There seemed to be only one way to banish the fear. A way that would at the same time make her more than equal to the threat posed by the intruders. All she had to do was reach out and take it.
Scylla’s silver bracers hung there before her on their charging hooks in the locker. They seemed to gleam with promises of power and completion. They could make everything all right.
She snatched one off its hook with a sudden, convulsive movement and clamped it against her arm.
It responded instantly, powering up the moment its receptors touched the scarred bare skin on the back of her left hand. The status display popped up in the left periphery of her angel eye as the biometal artifact wrapped itself around her forearm like a living thing. Words and numbers flickered, changing as the weapons systems built into the bracer locked themselves into the exo’s circuits and her own nervous system.

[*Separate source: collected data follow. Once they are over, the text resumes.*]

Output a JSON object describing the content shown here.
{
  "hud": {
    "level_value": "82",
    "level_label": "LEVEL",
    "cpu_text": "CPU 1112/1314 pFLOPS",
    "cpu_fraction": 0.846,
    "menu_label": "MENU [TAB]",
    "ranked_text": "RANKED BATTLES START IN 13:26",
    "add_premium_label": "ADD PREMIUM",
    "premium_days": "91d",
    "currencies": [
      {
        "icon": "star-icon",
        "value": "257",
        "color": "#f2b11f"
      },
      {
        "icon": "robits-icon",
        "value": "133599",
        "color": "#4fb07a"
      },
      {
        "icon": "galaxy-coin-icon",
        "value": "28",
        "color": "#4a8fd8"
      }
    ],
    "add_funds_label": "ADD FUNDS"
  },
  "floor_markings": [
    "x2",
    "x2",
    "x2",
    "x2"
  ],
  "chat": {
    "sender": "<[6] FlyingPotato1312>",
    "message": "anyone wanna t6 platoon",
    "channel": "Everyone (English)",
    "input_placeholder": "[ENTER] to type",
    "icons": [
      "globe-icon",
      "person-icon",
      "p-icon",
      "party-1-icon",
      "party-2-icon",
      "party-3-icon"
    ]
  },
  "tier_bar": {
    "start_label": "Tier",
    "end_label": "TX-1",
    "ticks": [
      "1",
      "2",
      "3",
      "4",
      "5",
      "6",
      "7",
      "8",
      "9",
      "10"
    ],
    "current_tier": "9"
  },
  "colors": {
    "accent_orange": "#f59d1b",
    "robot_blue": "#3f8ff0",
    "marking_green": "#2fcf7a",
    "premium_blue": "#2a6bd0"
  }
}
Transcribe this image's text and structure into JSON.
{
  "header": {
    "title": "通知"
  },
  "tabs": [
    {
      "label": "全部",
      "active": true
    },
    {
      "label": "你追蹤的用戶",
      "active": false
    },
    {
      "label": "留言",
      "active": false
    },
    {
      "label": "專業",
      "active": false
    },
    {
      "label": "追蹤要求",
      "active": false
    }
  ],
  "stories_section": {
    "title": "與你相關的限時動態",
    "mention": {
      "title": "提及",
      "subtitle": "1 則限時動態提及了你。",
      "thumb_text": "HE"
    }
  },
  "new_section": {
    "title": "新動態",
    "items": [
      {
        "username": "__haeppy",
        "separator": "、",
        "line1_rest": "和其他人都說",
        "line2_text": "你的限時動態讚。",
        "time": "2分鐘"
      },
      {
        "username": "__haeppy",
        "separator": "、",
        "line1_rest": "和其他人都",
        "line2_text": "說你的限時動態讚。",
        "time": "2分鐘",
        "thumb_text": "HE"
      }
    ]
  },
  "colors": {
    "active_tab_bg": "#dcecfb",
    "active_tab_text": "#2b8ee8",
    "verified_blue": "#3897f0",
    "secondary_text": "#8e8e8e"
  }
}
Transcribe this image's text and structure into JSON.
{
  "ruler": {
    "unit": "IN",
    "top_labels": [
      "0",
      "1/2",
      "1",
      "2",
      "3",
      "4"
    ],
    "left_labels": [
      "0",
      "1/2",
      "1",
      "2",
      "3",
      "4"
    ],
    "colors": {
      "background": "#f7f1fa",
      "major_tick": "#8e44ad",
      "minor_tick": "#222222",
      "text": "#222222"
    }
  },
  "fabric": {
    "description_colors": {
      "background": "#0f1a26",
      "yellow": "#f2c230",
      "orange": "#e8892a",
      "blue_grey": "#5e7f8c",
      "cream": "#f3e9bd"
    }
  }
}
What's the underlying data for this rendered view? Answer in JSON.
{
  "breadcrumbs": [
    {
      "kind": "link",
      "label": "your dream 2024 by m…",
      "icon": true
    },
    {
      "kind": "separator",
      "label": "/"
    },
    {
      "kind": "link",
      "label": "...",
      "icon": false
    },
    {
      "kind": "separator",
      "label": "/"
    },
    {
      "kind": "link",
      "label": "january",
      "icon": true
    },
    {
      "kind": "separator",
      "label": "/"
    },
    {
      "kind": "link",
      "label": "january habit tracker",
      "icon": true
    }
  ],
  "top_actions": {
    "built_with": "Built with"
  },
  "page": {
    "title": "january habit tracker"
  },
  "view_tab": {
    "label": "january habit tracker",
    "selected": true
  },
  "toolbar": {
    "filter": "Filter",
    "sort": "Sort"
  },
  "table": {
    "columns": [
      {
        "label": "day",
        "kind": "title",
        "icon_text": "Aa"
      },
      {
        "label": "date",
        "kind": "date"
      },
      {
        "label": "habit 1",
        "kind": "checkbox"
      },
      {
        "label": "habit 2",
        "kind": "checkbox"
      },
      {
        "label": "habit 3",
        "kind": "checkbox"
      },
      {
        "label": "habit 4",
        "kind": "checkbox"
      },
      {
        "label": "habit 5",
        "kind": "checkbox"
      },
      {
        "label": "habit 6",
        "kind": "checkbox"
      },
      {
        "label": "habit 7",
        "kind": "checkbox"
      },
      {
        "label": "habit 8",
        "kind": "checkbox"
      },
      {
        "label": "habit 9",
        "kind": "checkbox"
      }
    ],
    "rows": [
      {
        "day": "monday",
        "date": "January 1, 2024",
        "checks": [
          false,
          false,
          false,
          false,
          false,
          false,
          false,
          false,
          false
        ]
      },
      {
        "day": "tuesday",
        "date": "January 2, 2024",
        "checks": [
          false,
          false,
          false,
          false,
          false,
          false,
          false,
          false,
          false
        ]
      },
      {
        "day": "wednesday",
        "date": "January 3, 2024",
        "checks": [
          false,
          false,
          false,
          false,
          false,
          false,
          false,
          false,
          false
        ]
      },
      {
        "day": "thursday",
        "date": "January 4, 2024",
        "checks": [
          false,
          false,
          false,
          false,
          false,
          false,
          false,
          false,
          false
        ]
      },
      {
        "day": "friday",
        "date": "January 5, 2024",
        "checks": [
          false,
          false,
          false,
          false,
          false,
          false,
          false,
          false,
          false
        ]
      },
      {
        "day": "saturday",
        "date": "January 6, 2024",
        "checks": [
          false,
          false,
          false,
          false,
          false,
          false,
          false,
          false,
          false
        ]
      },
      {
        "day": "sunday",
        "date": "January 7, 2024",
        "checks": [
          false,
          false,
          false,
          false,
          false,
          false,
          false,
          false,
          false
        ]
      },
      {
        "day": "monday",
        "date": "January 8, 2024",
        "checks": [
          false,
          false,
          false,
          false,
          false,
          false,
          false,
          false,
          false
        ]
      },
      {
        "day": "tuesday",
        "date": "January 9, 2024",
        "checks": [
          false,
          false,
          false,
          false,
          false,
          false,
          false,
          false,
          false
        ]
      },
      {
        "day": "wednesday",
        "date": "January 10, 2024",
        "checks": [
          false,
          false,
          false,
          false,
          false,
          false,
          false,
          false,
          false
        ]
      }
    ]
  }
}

A Scylla-thrill of coiled power radiated up her arm from the bracer, sweeping away her fear and doubt before it. With it surged the heady remembrance of power. With just a thought she could release a howling burst of energy capable of punching through the hardened steel of a ship’s hull like so much foil. Even without her other bracer, nothing made of blood and bone could stand against her. The intruders were doomed if she went to them like this, with Scylla’s armaments to back her up.
If she went to them as Scylla.
The shadow self of Scylla was the returning memory of strength and certainty and purity of purpose. Of fearlessness.
Life as Angel had been nothing but a morass of doubt and confusion and longing. Angel was a creature of weakness and helplessness and futility, her lot fear and pain and failure.
Angel had vowed not to hurt anyone ever again, never suspecting the dire circumstances she would face.
Scylla would cut the invaders down like wheat before a scythe. Nothing could stand in her way.
Nothing.
Least of all that fragile construct named Angel. The person she was now. The one he wanted her to be.
“No,” she whispered, giving the mental command while she was still able. The bracer went back to standby and reluctantly released itself to dangle from her arm like some war god’s notion of a charm bracelet. She peeled it off and put it back on its hook.
There was a long, white, hooded robe in her locker, one her old Master had made her wear sometimes. She chose that over Scylla’s most dangerous aspects, shrugging into it and knotting the belt tightly. Then she closed the door to her locker, leaving sure victory behind as she turned on her heel and began her journey toward the landing bay.